Right now, the BoC is penciling in a rate hike in April, with potentially 100 basis points’ worth of rate increases next year. However, market analysts warn that, if accurate, investors could ease back their speculative nature on housing as an investment, since higher borrowing costs and/or falling house prices would eat away at their capital.

The credit industry could also be impacted when interest rates begin to rise. Equifax Canada noted a “worrisome” trend within the spike in home equity lines of credit (HELOC). Data show that new HELOC volumes advanced 57 per cent year-over-year in the second quarter, which could lead to undesirable market conditions should rates start climbing.

Moreover, the central bank revealed that variable-rate mortgages represented more than half (54 per cent) of new home loans this past summer. This is notable, since variable-rate mortgage borrowers would see their cash flow eroded on rate normalization efforts.

Some investors could go as far as selling their properties. For some, this would be a positive step in the right direction, adding more supply to the tight market. For others, however, this trend could negatively affect the Canadian economic recovery. But is the country already seeing a drop in real estate investment?

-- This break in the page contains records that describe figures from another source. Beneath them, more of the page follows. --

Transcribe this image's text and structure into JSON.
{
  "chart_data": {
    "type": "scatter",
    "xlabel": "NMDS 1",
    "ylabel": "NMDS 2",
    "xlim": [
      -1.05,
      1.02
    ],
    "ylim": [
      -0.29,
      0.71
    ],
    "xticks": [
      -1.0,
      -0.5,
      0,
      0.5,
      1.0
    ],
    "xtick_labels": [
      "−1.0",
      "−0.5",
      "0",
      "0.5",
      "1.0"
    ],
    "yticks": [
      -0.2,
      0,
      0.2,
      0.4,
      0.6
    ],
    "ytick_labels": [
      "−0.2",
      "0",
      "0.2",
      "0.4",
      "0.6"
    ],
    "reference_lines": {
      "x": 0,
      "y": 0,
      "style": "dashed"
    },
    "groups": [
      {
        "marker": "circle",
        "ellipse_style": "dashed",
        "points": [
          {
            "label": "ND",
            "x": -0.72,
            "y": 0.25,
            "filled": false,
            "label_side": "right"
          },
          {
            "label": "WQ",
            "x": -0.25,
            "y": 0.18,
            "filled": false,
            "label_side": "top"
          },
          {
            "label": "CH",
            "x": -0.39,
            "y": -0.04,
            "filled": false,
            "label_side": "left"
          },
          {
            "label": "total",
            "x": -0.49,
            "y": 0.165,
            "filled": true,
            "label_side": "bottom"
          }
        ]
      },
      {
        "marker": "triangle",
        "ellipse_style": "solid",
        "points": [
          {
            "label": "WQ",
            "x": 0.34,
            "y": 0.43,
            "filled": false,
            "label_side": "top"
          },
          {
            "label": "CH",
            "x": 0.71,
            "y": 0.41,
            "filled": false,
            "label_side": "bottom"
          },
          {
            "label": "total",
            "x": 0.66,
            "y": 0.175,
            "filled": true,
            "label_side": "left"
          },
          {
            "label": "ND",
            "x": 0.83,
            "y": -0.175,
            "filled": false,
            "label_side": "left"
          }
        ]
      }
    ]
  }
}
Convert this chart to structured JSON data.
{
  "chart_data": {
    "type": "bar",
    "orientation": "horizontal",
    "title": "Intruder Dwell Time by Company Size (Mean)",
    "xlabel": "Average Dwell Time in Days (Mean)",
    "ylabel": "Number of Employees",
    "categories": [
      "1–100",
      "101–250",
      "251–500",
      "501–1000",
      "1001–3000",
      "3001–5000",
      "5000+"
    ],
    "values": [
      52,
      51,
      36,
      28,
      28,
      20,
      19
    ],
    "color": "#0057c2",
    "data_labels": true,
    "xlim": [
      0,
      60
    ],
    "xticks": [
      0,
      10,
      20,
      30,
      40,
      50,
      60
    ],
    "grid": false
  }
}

A Decline in Canadian Real Estate Investment

Data from Statistics Canada and the Canadian Real Estate Association, compiled by Better Dwelling, found that investors are reducing their dollar volumes in Canadian real estate and pumping more money into U.S. stocks and bonds.

In September, the dollar-volume of existing-home sales fell at annualized rate of 5.9 per cent to $34.9 billion. At the same time, Canadians investing in foreign equities surged 33 per cent year-over-year, with most of the money going into U.S. securities.

Be it the ongoing impacts of COVID-19 or a rising interest rate environment, Canadian real estate investors could face some change as we head into 2022. But, as the world has witnessed over the last 20 months, anything can happen, and Canada’s housing sector has shown remarkable resilience to overcome a series of hurdles (including a global public health crisis)!